No era de extrañar que ahora se pareciera menos a un metal precioso y más a un material demoníaco, algo antinatural.
Miguel flexionó los dedos lentamente.
El fuego abisal siguió el movimiento, apretándose alrededor de sus nudillos y fluyendo sin fisuras con su intención.
Rynne tragó saliva con dificultad.
—Miguel… —dijo, con la voz más baja de lo que pretendía.
Miguel no se giró. Su atención permaneció fija en la masa retorcida que tenía delante, en la forma en que el metal respirante retrocedía ante las llamas abisales como si el propio instinto le gritara peligro.
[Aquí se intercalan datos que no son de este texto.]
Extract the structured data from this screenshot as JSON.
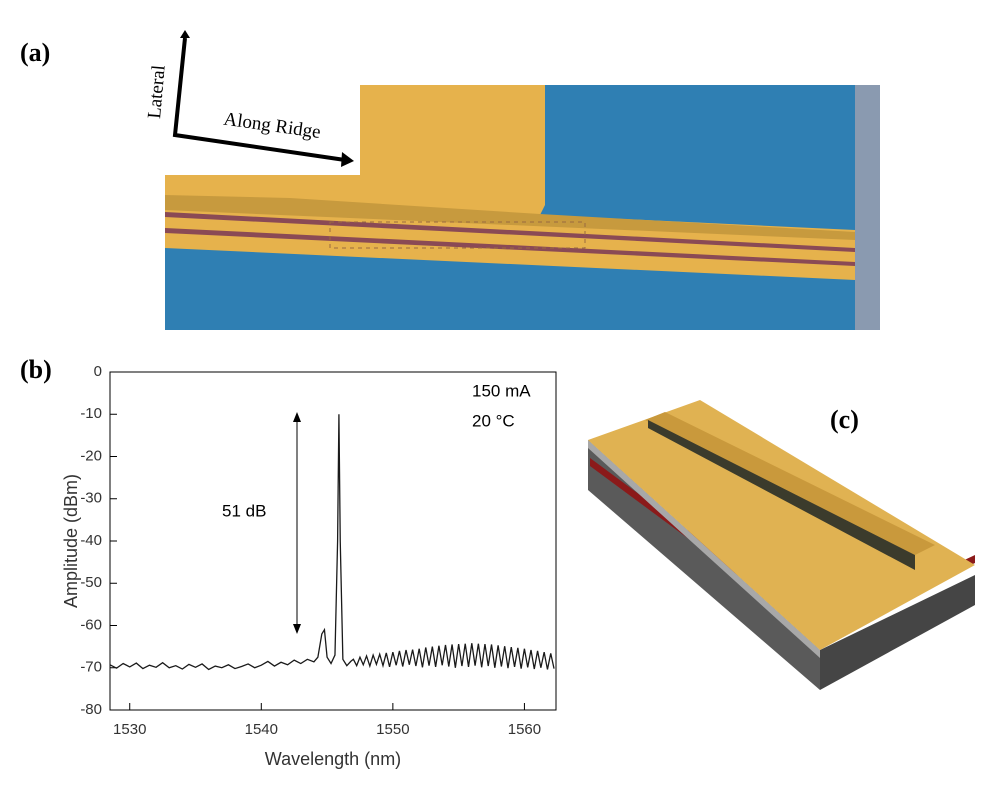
{
  "labels": {
    "a": "(a)",
    "b": "(b)",
    "c": "(c)"
  },
  "axis_arrows": {
    "lateral": "Lateral",
    "along": "Along Ridge"
  },
  "chart_data": {
    "type": "line",
    "xlabel": "Wavelength (nm)",
    "ylabel": "Amplitude (dBm)",
    "annotations": [
      "150 mA",
      "20 °C",
      "51 dB"
    ],
    "xlim": [
      1528.5,
      1562.4
    ],
    "ylim": [
      -80,
      0
    ],
    "xticks": [
      1530,
      1540,
      1550,
      1560
    ],
    "yticks": [
      0,
      -10,
      -20,
      -30,
      -40,
      -50,
      -60,
      -70,
      -80
    ],
    "x": [
      1528.5,
      1529,
      1529.5,
      1530,
      1530.5,
      1531,
      1531.5,
      1532,
      1532.5,
      1533,
      1533.5,
      1534,
      1534.5,
      1535,
      1535.5,
      1536,
      1536.5,
      1537,
      1537.5,
      1538,
      1538.5,
      1539,
      1539.5,
      1540,
      1540.5,
      1541,
      1541.5,
      1542,
      1542.5,
      1543,
      1543.5,
      1544,
      1544.3,
      1544.6,
      1544.8,
      1545,
      1545.3,
      1545.6,
      1545.8,
      1545.9,
      1546,
      1546.2,
      1546.5,
      1546.8,
      1547,
      1547.25,
      1547.5,
      1547.75,
      1548,
      1548.25,
      1548.5,
      1548.75,
      1549,
      1549.25,
      1549.5,
      1549.75,
      1550,
      1550.25,
      1550.5,
      1550.75,
      1551,
      1551.25,
      1551.5,
      1551.75,
      1552,
      1552.25,
      1552.5,
      1552.75,
      1553,
      1553.25,
      1553.5,
      1553.75,
      1554,
      1554.25,
      1554.5,
      1554.75,
      1555,
      1555.25,
      1555.5,
      1555.75,
      1556,
      1556.25,
      1556.5,
      1556.75,
      1557,
      1557.25,
      1557.5,
      1557.75,
      1558,
      1558.25,
      1558.5,
      1558.75,
      1559,
      1559.25,
      1559.5,
      1559.75,
      1560,
      1560.25,
      1560.5,
      1560.75,
      1561,
      1561.25,
      1561.5,
      1561.75,
      1562,
      1562.25
    ],
    "series": [
      {
        "color": "#1a1a1a",
        "values": [
          -69.3,
          -70.1,
          -69.0,
          -69.8,
          -68.9,
          -70.2,
          -69.4,
          -69.9,
          -68.8,
          -70.0,
          -69.5,
          -70.3,
          -69.2,
          -69.9,
          -69.1,
          -70.4,
          -69.6,
          -70.0,
          -69.3,
          -70.2,
          -69.7,
          -69.1,
          -70.0,
          -69.4,
          -68.5,
          -69.6,
          -68.7,
          -69.3,
          -68.2,
          -69.0,
          -68.0,
          -68.6,
          -67.5,
          -62,
          -61,
          -67.5,
          -69,
          -67,
          -40,
          -10,
          -40,
          -68,
          -69.5,
          -68.5,
          -68.0,
          -69.5,
          -67.5,
          -69.3,
          -67.2,
          -69.6,
          -67.0,
          -69.2,
          -66.8,
          -69.5,
          -66.5,
          -69.8,
          -66.3,
          -69.4,
          -66.0,
          -69.7,
          -65.8,
          -69.3,
          -65.7,
          -69.6,
          -65.5,
          -69.9,
          -65.2,
          -69.5,
          -65.0,
          -69.8,
          -64.8,
          -69.4,
          -64.6,
          -69.7,
          -64.5,
          -70.0,
          -64.4,
          -69.6,
          -64.3,
          -69.8,
          -64.2,
          -69.5,
          -64.3,
          -69.9,
          -64.4,
          -69.6,
          -64.5,
          -70.0,
          -64.7,
          -69.7,
          -64.9,
          -70.1,
          -65.1,
          -69.8,
          -65.3,
          -70.2,
          -65.5,
          -69.9,
          -65.8,
          -70.3,
          -66.0,
          -70.0,
          -66.3,
          -70.4,
          -66.6,
          -70.2
        ]
      }
    ]
  }
}
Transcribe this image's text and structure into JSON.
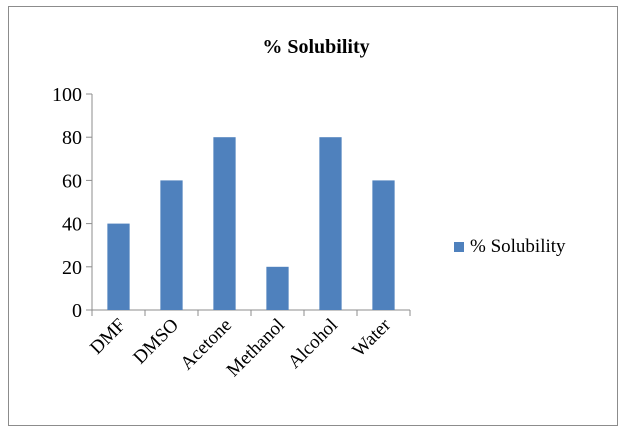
{
  "chart_data": {
    "type": "bar",
    "title": "% Solubility",
    "xlabel": "",
    "ylabel": "",
    "categories": [
      "DMF",
      "DMSO",
      "Acetone",
      "Methanol",
      "Alcohol",
      "Water"
    ],
    "series": [
      {
        "name": "% Solubility",
        "values": [
          40,
          60,
          80,
          20,
          80,
          60
        ]
      }
    ],
    "ylim": [
      0,
      100
    ],
    "yticks": [
      "0",
      "20",
      "40",
      "60",
      "80",
      "100"
    ],
    "grid": false,
    "legend_position": "right",
    "bar_color": "#4f81bd"
  }
}
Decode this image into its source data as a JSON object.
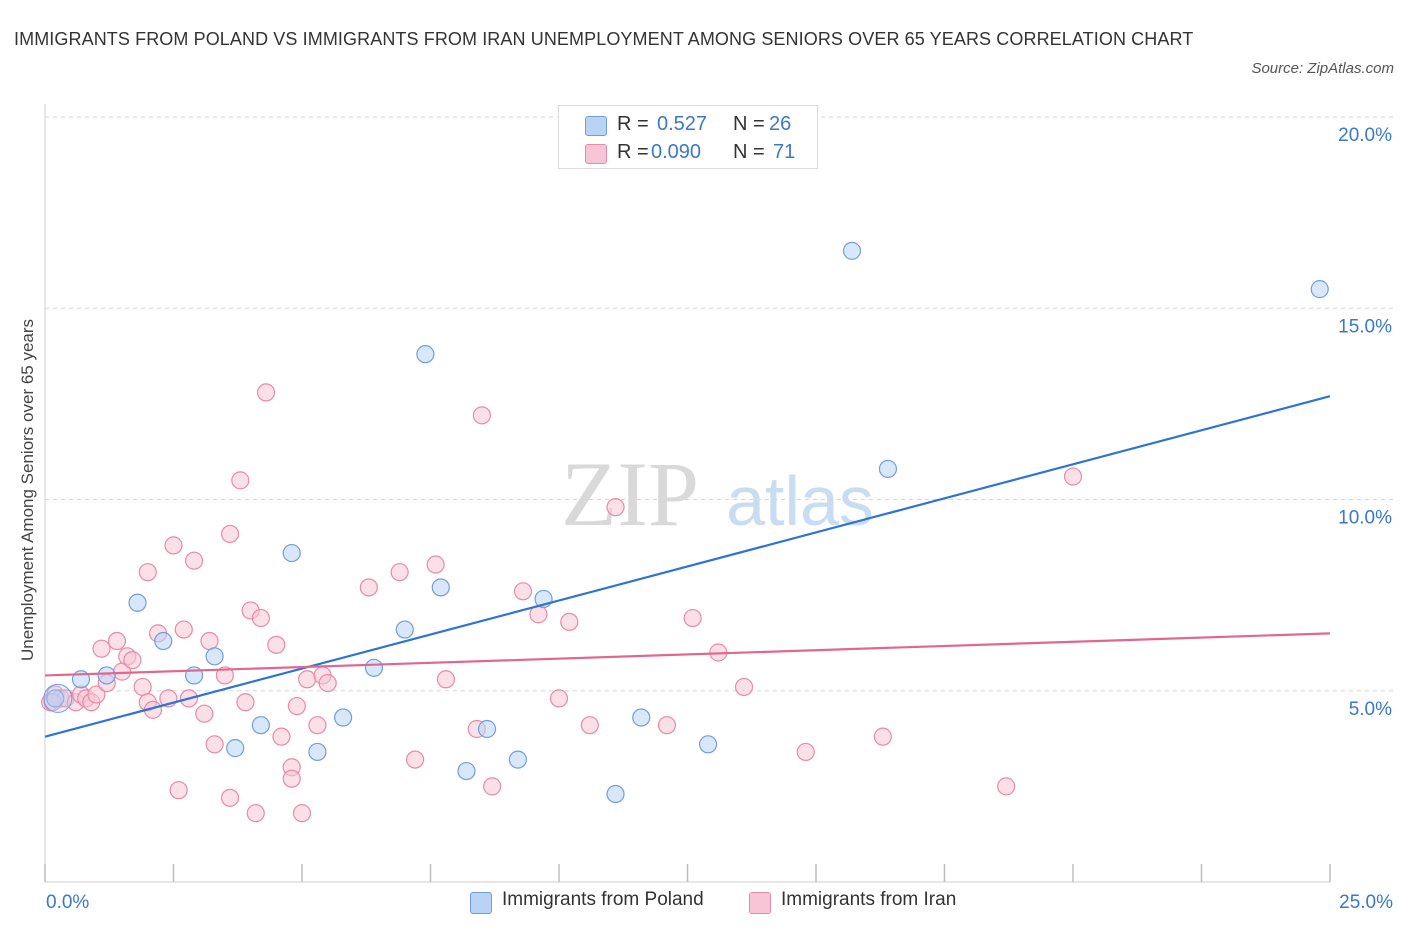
{
  "title": "IMMIGRANTS FROM POLAND VS IMMIGRANTS FROM IRAN UNEMPLOYMENT AMONG SENIORS OVER 65 YEARS CORRELATION CHART",
  "source": "Source: ZipAtlas.com",
  "watermark": {
    "zip": "ZIP",
    "atlas": "atlas"
  },
  "legend_top": {
    "poland": {
      "r_label": "R =",
      "r_value": "0.527",
      "n_label": "N =",
      "n_value": "26"
    },
    "iran": {
      "r_label": "R =",
      "r_value": "0.090",
      "n_label": "N =",
      "n_value": "71"
    }
  },
  "legend_bottom": {
    "poland": "Immigrants from Poland",
    "iran": "Immigrants from Iran"
  },
  "colors": {
    "poland_fill": "#b9d3f5",
    "poland_stroke": "#6f9fdd",
    "poland_line": "#2f74cf",
    "iran_fill": "#f7c6d6",
    "iran_stroke": "#e98aa9",
    "iran_line": "#e2678f",
    "tick_label": "#3a78c9",
    "grid": "#d6d6d6"
  },
  "chart_data": {
    "type": "scatter",
    "ylabel": "Unemployment Among Seniors over 65 years",
    "xlabel": "",
    "xlim": [
      0,
      25
    ],
    "ylim": [
      0,
      20
    ],
    "x_tick_labels": {
      "left": "0.0%",
      "right": "25.0%"
    },
    "y_ticks": [
      {
        "value": 5,
        "label": "5.0%"
      },
      {
        "value": 10,
        "label": "10.0%"
      },
      {
        "value": 15,
        "label": "15.0%"
      },
      {
        "value": 20,
        "label": "20.0%"
      }
    ],
    "grid": true,
    "series": [
      {
        "name": "Immigrants from Poland",
        "trend": {
          "x": [
            0,
            25
          ],
          "y": [
            3.8,
            12.7
          ]
        },
        "points": [
          [
            0.2,
            4.8
          ],
          [
            0.7,
            5.3
          ],
          [
            1.2,
            5.4
          ],
          [
            1.8,
            7.3
          ],
          [
            2.3,
            6.3
          ],
          [
            2.9,
            5.4
          ],
          [
            3.3,
            5.9
          ],
          [
            3.7,
            3.5
          ],
          [
            4.2,
            4.1
          ],
          [
            4.8,
            8.6
          ],
          [
            5.3,
            3.4
          ],
          [
            5.8,
            4.3
          ],
          [
            6.4,
            5.6
          ],
          [
            7.0,
            6.6
          ],
          [
            7.4,
            13.8
          ],
          [
            7.7,
            7.7
          ],
          [
            8.2,
            2.9
          ],
          [
            8.6,
            4.0
          ],
          [
            9.2,
            3.2
          ],
          [
            9.7,
            7.4
          ],
          [
            11.1,
            2.3
          ],
          [
            11.6,
            4.3
          ],
          [
            12.9,
            3.6
          ],
          [
            15.7,
            16.5
          ],
          [
            16.4,
            10.8
          ],
          [
            24.8,
            15.5
          ]
        ]
      },
      {
        "name": "Immigrants from Iran",
        "trend": {
          "x": [
            0,
            25
          ],
          "y": [
            5.4,
            6.5
          ]
        },
        "points": [
          [
            0.1,
            4.7
          ],
          [
            0.2,
            4.9
          ],
          [
            0.3,
            4.8
          ],
          [
            0.4,
            4.8
          ],
          [
            0.6,
            4.7
          ],
          [
            0.7,
            4.9
          ],
          [
            0.8,
            4.8
          ],
          [
            0.9,
            4.7
          ],
          [
            1.0,
            4.9
          ],
          [
            1.1,
            6.1
          ],
          [
            1.2,
            5.2
          ],
          [
            1.4,
            6.3
          ],
          [
            1.5,
            5.5
          ],
          [
            1.6,
            5.9
          ],
          [
            1.7,
            5.8
          ],
          [
            1.9,
            5.1
          ],
          [
            2.0,
            4.7
          ],
          [
            2.0,
            8.1
          ],
          [
            2.1,
            4.5
          ],
          [
            2.2,
            6.5
          ],
          [
            2.4,
            4.8
          ],
          [
            2.5,
            8.8
          ],
          [
            2.6,
            2.4
          ],
          [
            2.7,
            6.6
          ],
          [
            2.8,
            4.8
          ],
          [
            2.9,
            8.4
          ],
          [
            3.1,
            4.4
          ],
          [
            3.2,
            6.3
          ],
          [
            3.3,
            3.6
          ],
          [
            3.5,
            5.4
          ],
          [
            3.6,
            9.1
          ],
          [
            3.6,
            2.2
          ],
          [
            3.8,
            10.5
          ],
          [
            3.9,
            4.7
          ],
          [
            4.0,
            7.1
          ],
          [
            4.1,
            1.8
          ],
          [
            4.2,
            6.9
          ],
          [
            4.3,
            12.8
          ],
          [
            4.5,
            6.2
          ],
          [
            4.6,
            3.8
          ],
          [
            4.8,
            3.0
          ],
          [
            4.8,
            2.7
          ],
          [
            4.9,
            4.6
          ],
          [
            5.0,
            1.8
          ],
          [
            5.1,
            5.3
          ],
          [
            5.3,
            4.1
          ],
          [
            5.4,
            5.4
          ],
          [
            5.5,
            5.2
          ],
          [
            6.3,
            7.7
          ],
          [
            6.9,
            8.1
          ],
          [
            7.2,
            3.2
          ],
          [
            7.6,
            8.3
          ],
          [
            7.8,
            5.3
          ],
          [
            8.4,
            4.0
          ],
          [
            8.5,
            12.2
          ],
          [
            8.7,
            2.5
          ],
          [
            9.3,
            7.6
          ],
          [
            9.6,
            7.0
          ],
          [
            10.0,
            4.8
          ],
          [
            10.2,
            6.8
          ],
          [
            10.6,
            4.1
          ],
          [
            11.1,
            9.8
          ],
          [
            12.1,
            4.1
          ],
          [
            12.6,
            6.9
          ],
          [
            13.1,
            6.0
          ],
          [
            13.6,
            5.1
          ],
          [
            14.8,
            3.4
          ],
          [
            16.3,
            3.8
          ],
          [
            18.7,
            2.5
          ],
          [
            20.0,
            10.6
          ],
          [
            0.15,
            4.7
          ]
        ]
      }
    ]
  }
}
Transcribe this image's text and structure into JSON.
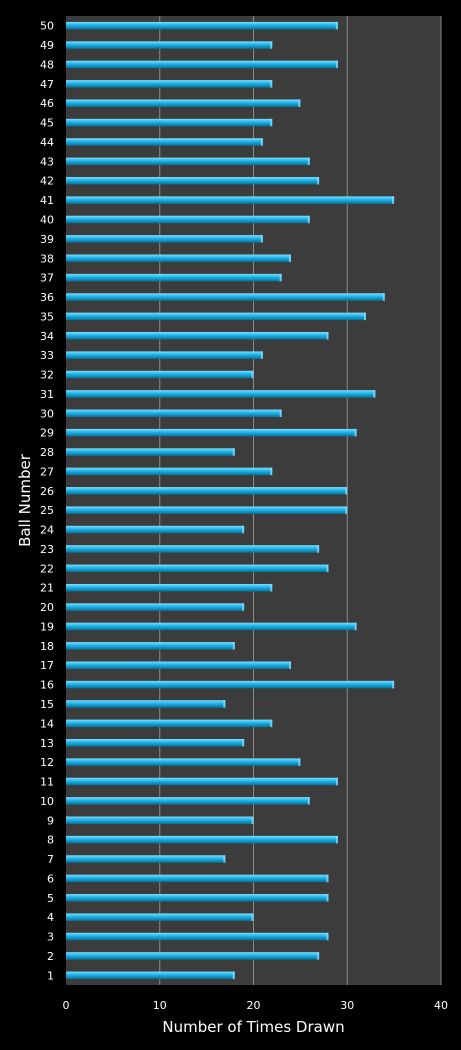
{
  "chart_data": {
    "type": "bar",
    "orientation": "horizontal",
    "title": "",
    "xlabel": "Number of Times Drawn",
    "ylabel": "Ball Number",
    "xlim": [
      0,
      40
    ],
    "x_ticks": [
      0,
      10,
      20,
      30,
      40
    ],
    "grid": true,
    "legend": "none",
    "colors": {
      "background": "#000000",
      "plot_area": "#3c3c3c",
      "bar": "#1ab4e8",
      "bar_highlight": "#7fdcff",
      "bar_shadow": "#0a6e96",
      "gridline": "#8a8a8a",
      "text": "#ffffff"
    },
    "categories": [
      "1",
      "2",
      "3",
      "4",
      "5",
      "6",
      "7",
      "8",
      "9",
      "10",
      "11",
      "12",
      "13",
      "14",
      "15",
      "16",
      "17",
      "18",
      "19",
      "20",
      "21",
      "22",
      "23",
      "24",
      "25",
      "26",
      "27",
      "28",
      "29",
      "30",
      "31",
      "32",
      "33",
      "34",
      "35",
      "36",
      "37",
      "38",
      "39",
      "40",
      "41",
      "42",
      "43",
      "44",
      "45",
      "46",
      "47",
      "48",
      "49",
      "50"
    ],
    "values": [
      18,
      27,
      28,
      20,
      28,
      28,
      17,
      29,
      20,
      26,
      29,
      25,
      19,
      22,
      17,
      35,
      24,
      18,
      31,
      19,
      22,
      28,
      27,
      19,
      30,
      30,
      22,
      18,
      31,
      23,
      33,
      20,
      21,
      28,
      32,
      34,
      23,
      24,
      21,
      26,
      35,
      27,
      26,
      21,
      22,
      25,
      22,
      29,
      22,
      29
    ]
  }
}
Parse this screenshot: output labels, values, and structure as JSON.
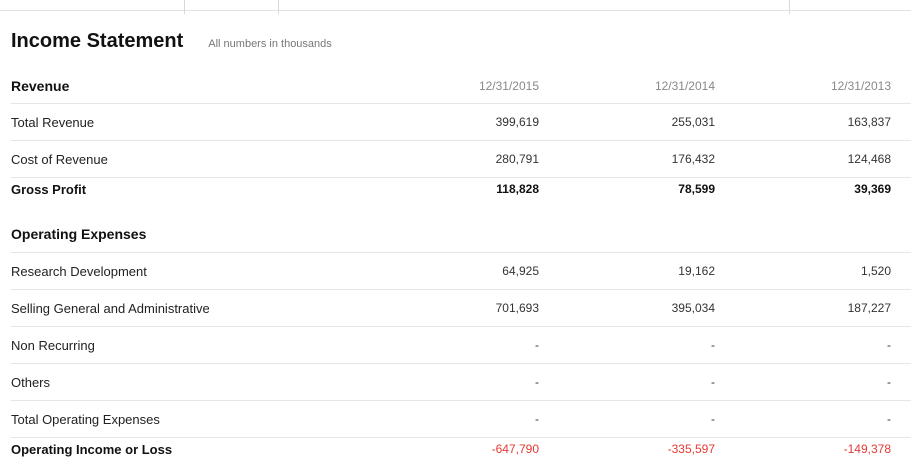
{
  "statement": {
    "title": "Income Statement",
    "subtitle": "All numbers in thousands"
  },
  "columns": [
    "12/31/2015",
    "12/31/2014",
    "12/31/2013"
  ],
  "sections": {
    "revenue": "Revenue",
    "operating_expenses": "Operating Expenses"
  },
  "rows": {
    "total_revenue": {
      "label": "Total Revenue",
      "values": [
        "399,619",
        "255,031",
        "163,837"
      ]
    },
    "cost_of_revenue": {
      "label": "Cost of Revenue",
      "values": [
        "280,791",
        "176,432",
        "124,468"
      ]
    },
    "gross_profit": {
      "label": "Gross Profit",
      "values": [
        "118,828",
        "78,599",
        "39,369"
      ]
    },
    "research_development": {
      "label": "Research Development",
      "values": [
        "64,925",
        "19,162",
        "1,520"
      ]
    },
    "sga": {
      "label": "Selling General and Administrative",
      "values": [
        "701,693",
        "395,034",
        "187,227"
      ]
    },
    "non_recurring": {
      "label": "Non Recurring",
      "values": [
        "-",
        "-",
        "-"
      ]
    },
    "others": {
      "label": "Others",
      "values": [
        "-",
        "-",
        "-"
      ]
    },
    "total_operating_expenses": {
      "label": "Total Operating Expenses",
      "values": [
        "-",
        "-",
        "-"
      ]
    },
    "operating_income": {
      "label": "Operating Income or Loss",
      "values": [
        "-647,790",
        "-335,597",
        "-149,378"
      ]
    }
  },
  "colors": {
    "negative": "#e53935",
    "border": "#e6e6e6",
    "muted": "#888888"
  }
}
Rynne se obligó a concentrarse.
—Hay algo que necesitas saber —dijo rápidamente—. Sobre cómo lidiar con él.
—Habla.
—Lo único que hay que destruir es su consciencia —dijo Rynne—. No el núcleo.
Miguel hizo una pausa.
Rynne continuó, con la urgencia colándose en su voz. —Esa cosa puede parecer un monstruo ahora, pero en el fondo sigue siendo un tesoro. Si destruyes el núcleo, todo lo que hemos hecho aquí no tendrá sentido.
Otro tentáculo se abalanzó, pero se detuvo en seco, suspendido justo fuera del alcance del fuego abisal, crispándose violentamente.
—La corrupción se centra en su voluntad —dijo—. Esa consciencia a medio formar que lo impulsa a atacar y devorar. Elimina eso, y lo que quede aún podrá salvarse.
Miguel la miró por primera vez.
—¿Y si no puedo? —preguntó él.
—Entonces el núcleo colapsa —respondió Rynne sin dudar—. Su estructura se desestabilizará, y cualquier potencial que aún tenga se perderá para siempre.
Tomó una bocanada de aire.
—Si es posible —dijo—, redúcelo solo a su núcleo. Despójalo de todo lo demás. Puedo llevármelo conmigo y empezar a purificarlo lentamente.
El metal respirante pulsó violentamente.
—Tendré cuidado —dijo Miguel finalmente—. No destruiré el núcleo.
Para ser sincero, Miguel también tenía medios capaces de destruir la consciencia del metal respirante, pero para un tesoro tan precioso, era demasiado para un experimento.
Como dijo Rynne, era mejor dejárselo a los profesionales.
Rynne soltó un aliento que no se había dado cuenta de que estaba conteniendo.
—Bien —dijo en voz baja.
La caverna tembló.
El metal respirante se abalanzó de nuevo hacia delante, la desesperación filtrándose en sus movimientos mientras los tentáculos acumulaban efectos de forma más agresiva.